Table 2 shows an example of the solubility of acetylated acidolysis lignin in a solvent.

Example 3
10 parts by weight of fully acetylated acidolysis lignin, 7.2 parts by weight of bisphenol A diglycidyl ether and 0.1 part by weight of 2-ethyl-4-methyl-imidazole are dissolved in 20 parts by weight of dry tetrahydrofuran, and at 60 ° C., Tetrahydrofuran was removed by evaporation while flowing dry nitrogen. The resulting mixture was cured at 150 ° C. for 2 hours. The obtained cured product had a glass transition temperature (Tg, differential scanning calorimetry (DSC), 10 ° C / min) of 91,6 ° C. The thermal decomposition temperature (Td, thermogravimetric measurement, in nitrogen, 10 ° C./min, weight reduction rate 1%) was 286.2 ° C. The FTIR spectra of the mixture before curing, 1763cm ^-1 (ester phenol), 1730 cm ^-1 (ester alcohols), and 907cm ^-1 peak attributed to the (epoxy groups) was present.

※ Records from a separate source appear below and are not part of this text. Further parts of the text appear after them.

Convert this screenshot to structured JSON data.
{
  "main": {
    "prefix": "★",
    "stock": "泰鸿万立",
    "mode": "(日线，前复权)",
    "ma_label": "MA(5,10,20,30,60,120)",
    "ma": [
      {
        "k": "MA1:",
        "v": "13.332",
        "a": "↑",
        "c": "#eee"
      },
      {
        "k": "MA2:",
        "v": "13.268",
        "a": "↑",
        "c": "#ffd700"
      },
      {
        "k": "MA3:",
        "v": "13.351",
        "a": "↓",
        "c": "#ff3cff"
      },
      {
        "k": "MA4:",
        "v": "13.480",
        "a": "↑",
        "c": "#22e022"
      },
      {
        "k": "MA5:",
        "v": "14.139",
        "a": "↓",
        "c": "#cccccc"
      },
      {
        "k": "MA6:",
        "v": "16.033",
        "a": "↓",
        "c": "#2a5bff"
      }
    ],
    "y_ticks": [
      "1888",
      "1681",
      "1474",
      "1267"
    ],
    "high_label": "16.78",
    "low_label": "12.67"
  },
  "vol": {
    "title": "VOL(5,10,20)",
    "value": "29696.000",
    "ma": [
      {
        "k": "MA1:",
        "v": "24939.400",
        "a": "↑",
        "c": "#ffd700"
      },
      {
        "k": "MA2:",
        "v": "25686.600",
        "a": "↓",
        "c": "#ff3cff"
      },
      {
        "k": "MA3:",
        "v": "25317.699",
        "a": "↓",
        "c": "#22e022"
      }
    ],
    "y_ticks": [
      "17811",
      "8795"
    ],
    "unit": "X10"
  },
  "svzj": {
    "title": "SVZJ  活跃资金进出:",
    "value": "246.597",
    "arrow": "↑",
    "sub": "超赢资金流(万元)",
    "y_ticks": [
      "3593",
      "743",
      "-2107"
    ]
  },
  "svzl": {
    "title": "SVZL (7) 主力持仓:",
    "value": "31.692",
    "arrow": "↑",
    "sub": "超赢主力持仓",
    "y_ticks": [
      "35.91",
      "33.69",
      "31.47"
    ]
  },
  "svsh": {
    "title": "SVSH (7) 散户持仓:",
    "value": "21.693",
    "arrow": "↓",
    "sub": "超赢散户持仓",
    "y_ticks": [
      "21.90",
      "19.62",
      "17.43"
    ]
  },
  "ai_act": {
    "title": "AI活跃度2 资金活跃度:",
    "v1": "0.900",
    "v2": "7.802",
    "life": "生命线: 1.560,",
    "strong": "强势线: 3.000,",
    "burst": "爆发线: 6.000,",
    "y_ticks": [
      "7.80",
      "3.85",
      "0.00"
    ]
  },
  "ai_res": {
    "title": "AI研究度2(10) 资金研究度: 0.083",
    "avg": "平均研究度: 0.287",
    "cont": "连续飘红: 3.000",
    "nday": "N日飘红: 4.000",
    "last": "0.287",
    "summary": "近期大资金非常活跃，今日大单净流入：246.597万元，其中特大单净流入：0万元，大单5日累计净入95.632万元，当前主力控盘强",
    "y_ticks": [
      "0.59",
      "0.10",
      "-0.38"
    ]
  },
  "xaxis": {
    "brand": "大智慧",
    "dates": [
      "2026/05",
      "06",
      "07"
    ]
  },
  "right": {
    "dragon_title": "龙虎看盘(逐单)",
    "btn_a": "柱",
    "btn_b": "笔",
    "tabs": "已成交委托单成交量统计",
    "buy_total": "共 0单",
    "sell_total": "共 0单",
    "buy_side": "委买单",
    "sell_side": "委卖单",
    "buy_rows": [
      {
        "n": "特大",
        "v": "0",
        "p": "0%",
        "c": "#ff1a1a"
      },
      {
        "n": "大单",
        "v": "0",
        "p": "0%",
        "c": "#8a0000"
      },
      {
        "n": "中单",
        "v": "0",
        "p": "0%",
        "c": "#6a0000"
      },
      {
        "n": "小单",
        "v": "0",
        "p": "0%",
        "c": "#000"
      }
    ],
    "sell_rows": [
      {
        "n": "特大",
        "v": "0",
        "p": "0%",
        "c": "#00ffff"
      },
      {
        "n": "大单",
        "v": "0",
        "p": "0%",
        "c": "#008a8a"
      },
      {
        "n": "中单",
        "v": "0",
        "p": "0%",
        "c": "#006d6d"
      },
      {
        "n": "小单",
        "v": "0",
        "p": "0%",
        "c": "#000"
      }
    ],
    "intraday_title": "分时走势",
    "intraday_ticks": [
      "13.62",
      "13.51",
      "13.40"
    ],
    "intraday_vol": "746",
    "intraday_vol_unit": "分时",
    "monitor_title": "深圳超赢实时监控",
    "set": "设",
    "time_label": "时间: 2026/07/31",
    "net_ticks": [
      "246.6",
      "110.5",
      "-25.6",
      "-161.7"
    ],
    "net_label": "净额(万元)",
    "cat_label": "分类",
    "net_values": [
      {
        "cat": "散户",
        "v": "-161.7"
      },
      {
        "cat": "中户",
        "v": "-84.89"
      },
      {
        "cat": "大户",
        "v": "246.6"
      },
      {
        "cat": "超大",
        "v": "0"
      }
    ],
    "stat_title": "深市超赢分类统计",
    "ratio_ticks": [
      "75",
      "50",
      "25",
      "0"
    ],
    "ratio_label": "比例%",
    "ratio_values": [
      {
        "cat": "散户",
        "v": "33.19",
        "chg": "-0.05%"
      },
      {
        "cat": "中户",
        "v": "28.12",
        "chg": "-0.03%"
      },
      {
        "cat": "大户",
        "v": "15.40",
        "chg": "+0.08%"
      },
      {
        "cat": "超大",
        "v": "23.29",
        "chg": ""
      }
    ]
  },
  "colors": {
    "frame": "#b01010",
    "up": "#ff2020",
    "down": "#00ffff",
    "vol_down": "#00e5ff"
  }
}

In the FTIR spectrum of the cured sample, only 1730 cm ⁻¹ (alcohol ester) was observed, and no peaks derived from 1763 cm ⁻¹ (phenol ester) and 907 cm ⁻¹ (epoxy group) were observed. From this result, it was confirmed that the acetyl group was transferred and bonded to the secondary alcohol by the curing reaction. The sample was allowed to stand at 20 ° C. in a desiccator conditioned with a saturated aqueous solution of KCl until the weight reached a constant value, and the measured water absorption was 0.65%.

Claims (5)

  An epoxy resin curing agent comprising a solvent-soluble lignin derivative obtained by acylating an alcoholic hydroxyl group and a phenolic hydroxyl group in a lignin molecule.   A method of curing an epoxy resin using a solvent-soluble lignin derivative obtained by acylating an alcoholic hydroxyl group and a phenolic hydroxyl group in a lignin molecule.   The method according to claim 2, wherein polyalkoxytriphenylphosphine or an imidazole compound substituted with an alkyl group or an aryl group at one to three positions of 1, 2, 4 positions is used as a catalyst.   A cured epoxy resin cured by the method according to claim 2.   An epoxy resin composition comprising a solvent-soluble lignin derivative obtained by acylating an alcoholic hydroxyl group and a phenolic hydroxyl group in a lignin molecule and an epoxy resin.